Sounds like a plan! There is a more gradual "stepped" plan that's supposedly 'in place' that NASA is supposedly funding, to create several "goalposts" that would be crossed in order to prove the technology. It would start with settling experiments (which has already been done on Centaur) and then some limited tranfer experiments (which Centaur plans to do with an add-on "kit" hitch-hiking on a GEO satellite mission, and being put into action after the satellite is dropped off in geosynch orbit and the Centaur does it's 'disposal burn' to get it 'out of the neighborhood'... the plan would be to settle and transfer some of the residual propellants to small tanks in the "kit". The next step in the NASA plan would be automatic couple/uncouple devices and cryogen pumping, long term storage issues, insulation, and structures. That would be followed by a subscale orbital demonstration similar to what you described (but not actually going anywhere).
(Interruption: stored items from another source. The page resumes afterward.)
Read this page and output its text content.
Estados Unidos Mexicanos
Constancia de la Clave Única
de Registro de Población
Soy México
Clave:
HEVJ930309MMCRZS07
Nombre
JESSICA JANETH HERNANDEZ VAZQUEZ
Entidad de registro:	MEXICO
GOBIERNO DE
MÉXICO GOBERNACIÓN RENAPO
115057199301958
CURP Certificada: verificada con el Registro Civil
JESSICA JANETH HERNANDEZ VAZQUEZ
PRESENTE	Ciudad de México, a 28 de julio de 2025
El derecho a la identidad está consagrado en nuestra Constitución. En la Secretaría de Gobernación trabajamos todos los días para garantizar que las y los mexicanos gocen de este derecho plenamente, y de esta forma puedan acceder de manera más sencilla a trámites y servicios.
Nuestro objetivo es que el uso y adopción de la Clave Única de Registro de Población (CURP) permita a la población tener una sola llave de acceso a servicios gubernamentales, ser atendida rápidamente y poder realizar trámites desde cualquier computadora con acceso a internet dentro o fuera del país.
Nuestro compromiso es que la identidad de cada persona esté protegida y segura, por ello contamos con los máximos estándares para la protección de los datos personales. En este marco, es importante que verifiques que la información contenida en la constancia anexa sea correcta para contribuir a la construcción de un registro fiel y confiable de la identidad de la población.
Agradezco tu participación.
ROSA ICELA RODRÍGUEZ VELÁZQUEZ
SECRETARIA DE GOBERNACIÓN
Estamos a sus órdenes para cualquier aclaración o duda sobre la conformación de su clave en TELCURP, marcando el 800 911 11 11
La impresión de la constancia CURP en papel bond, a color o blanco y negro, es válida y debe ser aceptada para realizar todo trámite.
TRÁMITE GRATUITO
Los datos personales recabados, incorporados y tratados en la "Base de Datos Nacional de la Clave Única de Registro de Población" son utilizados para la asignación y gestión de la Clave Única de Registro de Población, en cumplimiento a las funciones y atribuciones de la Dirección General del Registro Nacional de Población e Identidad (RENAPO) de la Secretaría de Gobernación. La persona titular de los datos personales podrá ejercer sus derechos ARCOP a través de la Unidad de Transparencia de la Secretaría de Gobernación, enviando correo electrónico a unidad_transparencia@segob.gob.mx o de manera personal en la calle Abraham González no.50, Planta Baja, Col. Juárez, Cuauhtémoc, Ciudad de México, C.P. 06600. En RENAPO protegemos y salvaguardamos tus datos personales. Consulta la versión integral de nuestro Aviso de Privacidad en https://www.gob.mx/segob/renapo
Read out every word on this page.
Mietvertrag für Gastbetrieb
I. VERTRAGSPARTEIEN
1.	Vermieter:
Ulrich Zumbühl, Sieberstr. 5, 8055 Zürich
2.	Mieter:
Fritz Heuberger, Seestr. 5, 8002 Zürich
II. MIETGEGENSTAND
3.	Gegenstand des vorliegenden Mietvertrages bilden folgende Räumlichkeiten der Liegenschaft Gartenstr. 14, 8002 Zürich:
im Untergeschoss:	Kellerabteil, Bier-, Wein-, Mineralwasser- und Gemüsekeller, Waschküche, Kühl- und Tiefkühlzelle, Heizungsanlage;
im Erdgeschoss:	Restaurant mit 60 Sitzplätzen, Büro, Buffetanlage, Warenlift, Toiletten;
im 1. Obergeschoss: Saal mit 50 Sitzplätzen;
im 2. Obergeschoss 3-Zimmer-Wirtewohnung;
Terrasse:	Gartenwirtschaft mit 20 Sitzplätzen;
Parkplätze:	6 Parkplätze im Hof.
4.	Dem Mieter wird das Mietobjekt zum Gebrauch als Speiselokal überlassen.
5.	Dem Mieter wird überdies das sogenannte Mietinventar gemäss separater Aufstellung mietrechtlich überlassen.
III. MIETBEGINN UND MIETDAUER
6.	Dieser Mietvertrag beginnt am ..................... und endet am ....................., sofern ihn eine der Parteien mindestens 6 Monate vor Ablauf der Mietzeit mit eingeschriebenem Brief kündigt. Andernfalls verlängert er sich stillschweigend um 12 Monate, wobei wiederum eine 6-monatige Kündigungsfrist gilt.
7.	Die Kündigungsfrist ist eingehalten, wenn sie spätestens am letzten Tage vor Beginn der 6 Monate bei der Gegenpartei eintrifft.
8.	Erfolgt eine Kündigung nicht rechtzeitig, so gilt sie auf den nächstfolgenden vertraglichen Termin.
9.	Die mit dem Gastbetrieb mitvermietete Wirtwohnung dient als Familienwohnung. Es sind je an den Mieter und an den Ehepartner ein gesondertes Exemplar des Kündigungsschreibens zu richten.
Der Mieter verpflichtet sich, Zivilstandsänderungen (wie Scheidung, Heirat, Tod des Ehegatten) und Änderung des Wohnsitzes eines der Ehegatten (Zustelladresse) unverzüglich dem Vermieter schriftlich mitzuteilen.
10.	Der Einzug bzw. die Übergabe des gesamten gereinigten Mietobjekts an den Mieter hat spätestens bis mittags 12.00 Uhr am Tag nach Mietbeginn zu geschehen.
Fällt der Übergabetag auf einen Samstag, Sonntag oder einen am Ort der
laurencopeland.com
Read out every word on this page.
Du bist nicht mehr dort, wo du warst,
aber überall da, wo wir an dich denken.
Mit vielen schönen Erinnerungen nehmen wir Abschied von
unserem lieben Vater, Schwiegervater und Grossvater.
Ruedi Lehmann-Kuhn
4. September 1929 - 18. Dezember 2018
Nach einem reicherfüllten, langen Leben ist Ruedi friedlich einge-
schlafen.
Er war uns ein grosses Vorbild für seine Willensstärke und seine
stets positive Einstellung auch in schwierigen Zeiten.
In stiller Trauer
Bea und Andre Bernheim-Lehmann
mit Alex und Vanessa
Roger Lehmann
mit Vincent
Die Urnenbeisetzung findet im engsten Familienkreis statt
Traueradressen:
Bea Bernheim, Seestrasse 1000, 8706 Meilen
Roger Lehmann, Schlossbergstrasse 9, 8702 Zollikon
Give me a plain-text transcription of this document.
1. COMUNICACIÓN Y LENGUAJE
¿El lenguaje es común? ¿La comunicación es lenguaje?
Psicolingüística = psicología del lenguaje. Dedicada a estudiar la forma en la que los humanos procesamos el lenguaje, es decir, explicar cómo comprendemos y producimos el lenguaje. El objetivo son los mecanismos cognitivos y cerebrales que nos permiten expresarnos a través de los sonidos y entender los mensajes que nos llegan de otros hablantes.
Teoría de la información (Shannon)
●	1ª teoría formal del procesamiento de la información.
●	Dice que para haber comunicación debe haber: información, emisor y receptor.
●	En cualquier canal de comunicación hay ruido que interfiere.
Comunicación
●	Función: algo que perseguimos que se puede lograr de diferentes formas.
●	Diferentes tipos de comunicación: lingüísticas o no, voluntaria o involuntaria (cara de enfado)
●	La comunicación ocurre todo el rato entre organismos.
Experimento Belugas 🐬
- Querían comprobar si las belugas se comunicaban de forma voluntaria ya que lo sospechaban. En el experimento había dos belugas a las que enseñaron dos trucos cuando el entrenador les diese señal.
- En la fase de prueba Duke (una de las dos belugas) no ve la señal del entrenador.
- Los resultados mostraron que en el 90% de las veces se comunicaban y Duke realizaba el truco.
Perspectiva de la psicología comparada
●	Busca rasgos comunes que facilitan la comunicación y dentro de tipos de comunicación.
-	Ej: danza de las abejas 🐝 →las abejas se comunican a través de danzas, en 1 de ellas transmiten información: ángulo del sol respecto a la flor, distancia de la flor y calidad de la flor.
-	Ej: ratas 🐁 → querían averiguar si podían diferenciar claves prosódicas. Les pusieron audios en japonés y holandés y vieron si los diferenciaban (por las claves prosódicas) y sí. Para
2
Once again, the long path around the bend instead of the straight line, but it's a start... IF it ever actually gets funded...

Later! OL JR :)

*SIGH* NASA seems to have gone back to their "timid" stance (such as originally planning 6 - 10 manned Mercury-Redstone suborbital shots before trying an orbital mission, and planning the first EVA [for Gemini 5, not Gemini 4] to consist of one astronaut merely opening his hatch and standing up!) that required milestone-setting Soviet space spectaculars to goad them into being more daring.

Heh, if Elon Musk wanted to prove in-orbit LOX and LH2 refueling quickly (and felt a need to do so), he could buy a couple of Long March CZ-3 launches fairly cheaply in order to conduct a proof-of-concept refueling mission. Maybe something like that would light a fire under NASA to be more aggressive in their R & D work.